|The World Trade Center, September 11, 2001.|
Shell-shocked is the best way to describe how I felt by the end of the day on Tuesday, September 11, 2001. The day started out ordinarily enough. I was a junior at the Kansas City Art Institute, and, as an upperclassman, I finally had tons of creative freedom and the opportunity to get into the classes I was really excited to take. Like every non-studio day that semester, I had gotten up early to attend my Performance Art elective. It wasn’t always easy to wake up after late nights in studio, but I really loved everything I was learning. Our class was tiny, with no more than five or seven students. We were all sitting in a circle on the floor of Epperson Auditorium, the school’s main lecture hall, discussing the day’s chosen topic. A student who was not in our class came in the side door and told us the US had come under attack by terrorists. He also said the Media Center was playing the footage on TV.

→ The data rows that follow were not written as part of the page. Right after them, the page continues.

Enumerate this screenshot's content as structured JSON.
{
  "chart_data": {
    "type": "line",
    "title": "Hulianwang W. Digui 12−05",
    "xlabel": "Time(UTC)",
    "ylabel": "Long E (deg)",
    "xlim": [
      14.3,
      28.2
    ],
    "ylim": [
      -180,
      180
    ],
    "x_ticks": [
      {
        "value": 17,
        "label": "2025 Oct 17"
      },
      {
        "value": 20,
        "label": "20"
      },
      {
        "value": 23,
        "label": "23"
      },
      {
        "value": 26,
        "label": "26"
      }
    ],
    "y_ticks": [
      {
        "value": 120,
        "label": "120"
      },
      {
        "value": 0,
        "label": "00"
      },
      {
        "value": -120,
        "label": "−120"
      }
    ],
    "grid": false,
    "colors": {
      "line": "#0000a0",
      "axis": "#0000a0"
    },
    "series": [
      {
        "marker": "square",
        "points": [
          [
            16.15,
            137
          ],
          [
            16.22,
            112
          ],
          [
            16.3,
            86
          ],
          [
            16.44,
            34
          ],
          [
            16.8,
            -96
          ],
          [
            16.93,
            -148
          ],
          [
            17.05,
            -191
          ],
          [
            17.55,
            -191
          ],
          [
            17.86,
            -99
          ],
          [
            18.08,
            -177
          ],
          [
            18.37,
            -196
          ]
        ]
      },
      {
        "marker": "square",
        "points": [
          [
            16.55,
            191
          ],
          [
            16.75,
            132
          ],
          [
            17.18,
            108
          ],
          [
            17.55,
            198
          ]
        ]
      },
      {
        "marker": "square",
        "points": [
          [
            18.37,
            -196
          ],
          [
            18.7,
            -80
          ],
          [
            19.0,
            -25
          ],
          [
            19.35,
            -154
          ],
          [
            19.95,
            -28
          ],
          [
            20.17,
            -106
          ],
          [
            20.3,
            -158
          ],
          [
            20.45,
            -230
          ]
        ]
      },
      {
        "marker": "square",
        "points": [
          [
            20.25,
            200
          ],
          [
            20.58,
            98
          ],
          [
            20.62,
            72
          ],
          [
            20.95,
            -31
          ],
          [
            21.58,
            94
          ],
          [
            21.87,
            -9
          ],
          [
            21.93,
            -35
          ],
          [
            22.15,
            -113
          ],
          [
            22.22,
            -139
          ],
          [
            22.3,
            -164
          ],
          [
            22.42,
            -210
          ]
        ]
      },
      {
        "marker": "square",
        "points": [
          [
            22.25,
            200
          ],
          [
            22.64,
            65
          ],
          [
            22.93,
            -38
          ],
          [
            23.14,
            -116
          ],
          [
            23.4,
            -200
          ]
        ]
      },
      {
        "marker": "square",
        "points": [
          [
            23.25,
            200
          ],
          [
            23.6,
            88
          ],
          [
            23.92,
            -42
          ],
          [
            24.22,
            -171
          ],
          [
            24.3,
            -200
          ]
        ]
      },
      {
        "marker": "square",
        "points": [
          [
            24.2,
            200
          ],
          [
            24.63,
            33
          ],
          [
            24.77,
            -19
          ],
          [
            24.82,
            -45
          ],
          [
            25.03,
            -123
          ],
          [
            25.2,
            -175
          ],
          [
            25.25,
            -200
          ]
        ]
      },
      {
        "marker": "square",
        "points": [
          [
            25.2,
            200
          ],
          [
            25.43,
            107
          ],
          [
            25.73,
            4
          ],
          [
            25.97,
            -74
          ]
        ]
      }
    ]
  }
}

Our teacher was permissive, so we all headed from our building across the sidewalk to the building next door, where the Media Center was located. We all felt a sense of excitement, as if we were going on a field trip. It was fun to have our normal schedule shaken up. None of us had any reason to suspect or expect the worst. As we entered the building, one of the long-time Art History professors came running down the stairs looking bewildered and more disheveled than usual. As he passed by, he said, “This is what the US gets for its defiance.” (You have to remember, the 9/11 attack took place less than a year after the United States had pulled out of the Kyoto Protocol. It was not a leap to think American attitudes on international issues and the environment might have had something to do with the attack.) That was the first signal that something was clearly very wrong. Whatever had happened was severe enough to scare the heck out of an old hippie who seemed to have witnessed it all.
When we got upstairs, the room was full of people. I sat on an empty stool in the back row. A TV on a cart had been pulled front and center. I saw the New York skyline covered with billowing smoke. I turned to the guy sitting beside me and asked, “What’s going on?” He said one of the towers of the World Trade Center had fallen down. I said, “What do you mean, it fell down?” Then, as I watched, I saw the second tower follow the first to the ground floor by floor by floor. I still don’t think I understood what was happening. I don’t think any of us did.
I don’t remember if I went to any other classes that day or if they were canceled. All I remember is sitting on my best friend’s couch, where we watched hours and hours of news footage. I don’t think we could watch the Twin Towers fall enough times. We listened to eyewitness accounts and stories of survival. We watched firefighters, police officers and EMTs canvass the area. We flipped the channels for new footage and information. We never tired of hearing the same details repeated, clarified, and then reworded again. I don’t think I even blinked that day - except when I was crying. We just couldn’t understand how or why the Twin Towers and all those lives were simply gone.
Either a day or a week later, the campus gathered together for a candlelight ceremony. Afterward, we painted banners to send to New York. As I recall, none of the work was particularly good. I don’t know if the paintings ever actually made it to New York. I don’t know if it even matters. The action of painting felt good; it was a cathartic group event. We were stuck in the Midwest and unable to see or help anyone in New York. There was such a strong desire and a need to DO SOMETHING. Like a lot of people, I think what I was feeling for the first time was a joint patriotic goal in the PRESENT to work toward. This was nothing read in a history book. I was INVOLVED. I wanted New York to heal, but I had no idea how to make that happen.
I didn’t know where the actions of that early morning would lead, but I knew whatever happened, it would be bloody and more innocent lives would certainly be lost. Already, I heard people calling for payback and Saddam Hussein’s head. I am not sure if I learned the word Taliban that day or not, but it and the name Osama bin Laden entered my vocabulary soon enough. Overall, I felt fearful and worried for the lives of Americans and non-Americans alike.
Fear became a steady state of being in the United States. For the first time in my life, I felt like the United States was vulnerable to outside forces. It seemed like the main political goal was for America to secure itself from THE OTHER, no matter what the cost. I remember hearing the words “Terror Alert” so often, they became meaningless. It was just the status quo. I think about the kids I work with in my new job in higher education. The majority of them are no older than 22. Most of them developed their political consciousness in a United States changed by 9/11, its aftershocks and the rhetoric that has developed as a result.
My sister, an 8th grade English and Social Studies teacher, has students who have NO memories whatsoever of a pre-9/11 world. What do we tell them? How do we explain this event to people who haven’t yet been born? All I know is the last ten years have passed quickly, and they have wrought many changes, some I agree with and some I don’t. At the same time, daily life remains, in many ways, unchanged. I wish I knew where we would be on the 20th anniversary of 9/11, but I can’t predict it. I hope we are recovered and more hopeful as a nation. I hope the people who lost loved ones or experienced horrors that day find peace. I hope all the societies we have affected since then will be on their way to recovery, too. I hope I can have something personal and true to tell my (future) children about that day and about these past ten (and forthcoming) years.
What were your experiences of the original 9/11? How have they influenced you and how you think today?